她没和楚元策住同一个病房,但只要楚承或者楚依不在,她就会偷偷的去看他。
当然,她还记着自己的身体状况,也不会跑很多趟,只每次去看他,都会呆久一些。
从楚元策发生车祸到现在,楚承不曾见过她,甚至不曾问过她腹中的孩子。晚晚明白,她在楚承这里争取来的分,被这一次给扣了个干净。
楚依那句话也像针一样刺着她,楚元策还没有醒过来,等他醒来,楚承会怎么对待他们两人?

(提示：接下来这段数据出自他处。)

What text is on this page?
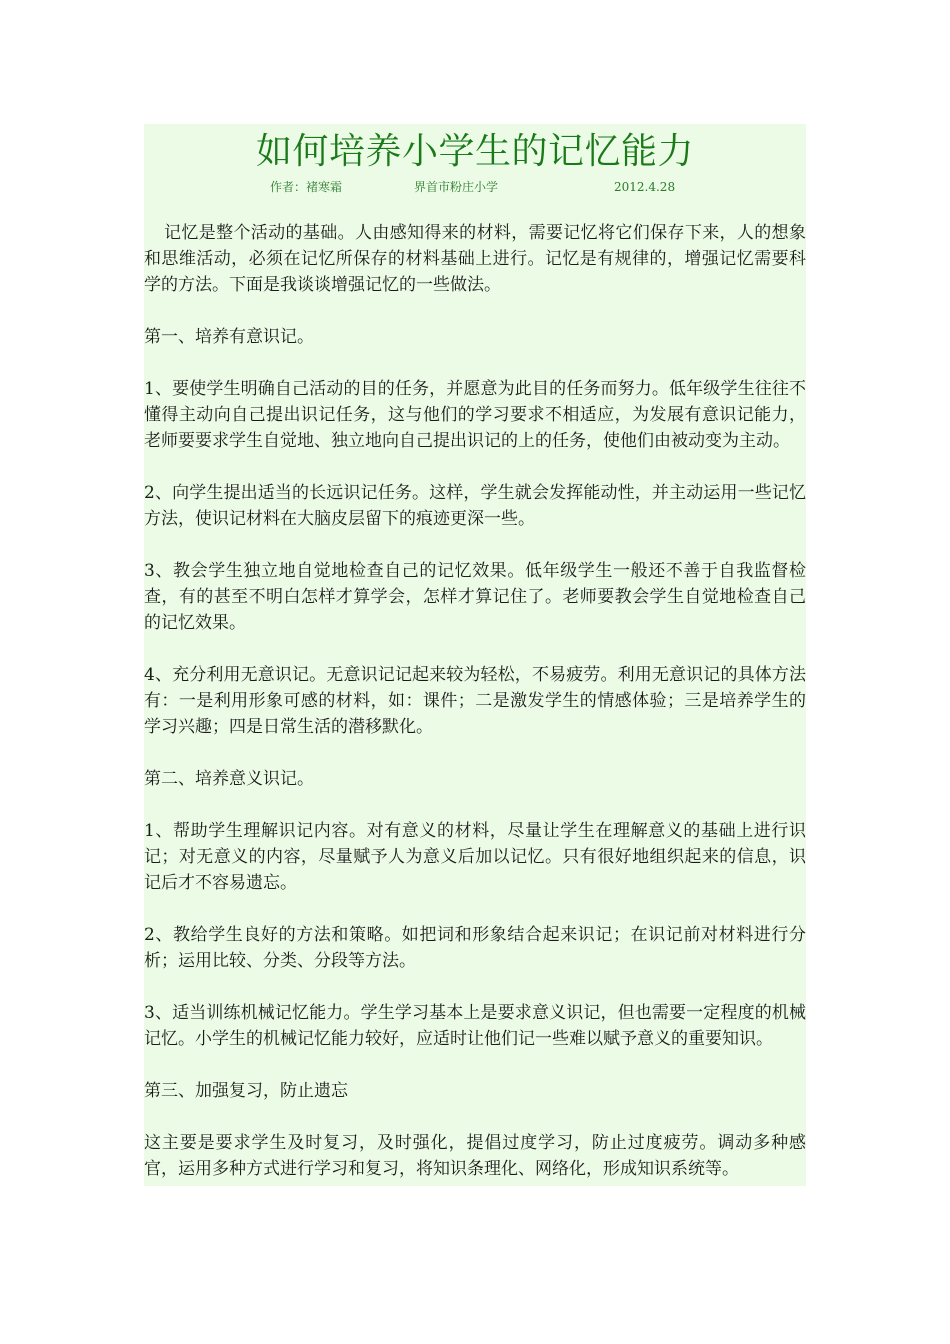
如何培养小学生的记忆能力
作者：褚寒霜	界首市粉庄小学	2012.4.28

记忆是整个活动的基础。人由感知得来的材料，需要记忆将它们保存下来，人的想象和思维活动，必须在记忆所保存的材料基础上进行。记忆是有规律的，增强记忆需要科学的方法。下面是我谈谈增强记忆的一些做法。

第一、培养有意识记。

1、要使学生明确自己活动的目的任务，并愿意为此目的任务而努力。低年级学生往往不懂得主动向自己提出识记任务，这与他们的学习要求不相适应，为发展有意识记能力，老师要要求学生自觉地、独立地向自己提出识记的上的任务，使他们由被动变为主动。

2、向学生提出适当的长远识记任务。这样，学生就会发挥能动性，并主动运用一些记忆方法，使识记材料在大脑皮层留下的痕迹更深一些。

3、教会学生独立地自觉地检查自己的记忆效果。低年级学生一般还不善于自我监督检查，有的甚至不明白怎样才算学会，怎样才算记住了。老师要教会学生自觉地检查自己的记忆效果。

4、充分利用无意识记。无意识记记起来较为轻松，不易疲劳。利用无意识记的具体方法有：一是利用形象可感的材料，如：课件；二是激发学生的情感体验；三是培养学生的学习兴趣；四是日常生活的潜移默化。

第二、培养意义识记。

1、帮助学生理解识记内容。对有意义的材料，尽量让学生在理解意义的基础上进行识记；对无意义的内容，尽量赋予人为意义后加以记忆。只有很好地组织起来的信息，识记后才不容易遗忘。

2、教给学生良好的方法和策略。如把词和形象结合起来识记；在识记前对材料进行分析；运用比较、分类、分段等方法。

3、适当训练机械记忆能力。学生学习基本上是要求意义识记，但也需要一定程度的机械记忆。小学生的机械记忆能力较好，应适时让他们记一些难以赋予意义的重要知识。

第三、加强复习，防止遗忘

这主要是要求学生及时复习，及时强化，提倡过度学习，防止过度疲劳。调动多种感官，运用多种方式进行学习和复习，将知识条理化、网络化，形成知识系统等。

这像一颗定时炸弹,让人惶然不安。但即便如此,她也还是希望楚元策能尽快好转。
楚元策转入普通病房的第十天,离中秋节只剩半个月,天边只一弯新月,晚晚躺在病床上翻来覆去睡不着,她卧床半个多月,医生说恢复得还算良好,只要稍加注意一些,现在办理出院手续也是可以的。
晚晚没有出院,出院之后要再来看楚元策会比较困难。
她躺不下去,索性爬了起来。便就是这个时候,小腹处传来轻微的动静。
她起床的动作稍稍停顿,盯着腹部看。
看,自然是看不出什么来的,倒是里面的小家伙,估计是躺累了,伸了伸拳头。这一次,比方才更明显。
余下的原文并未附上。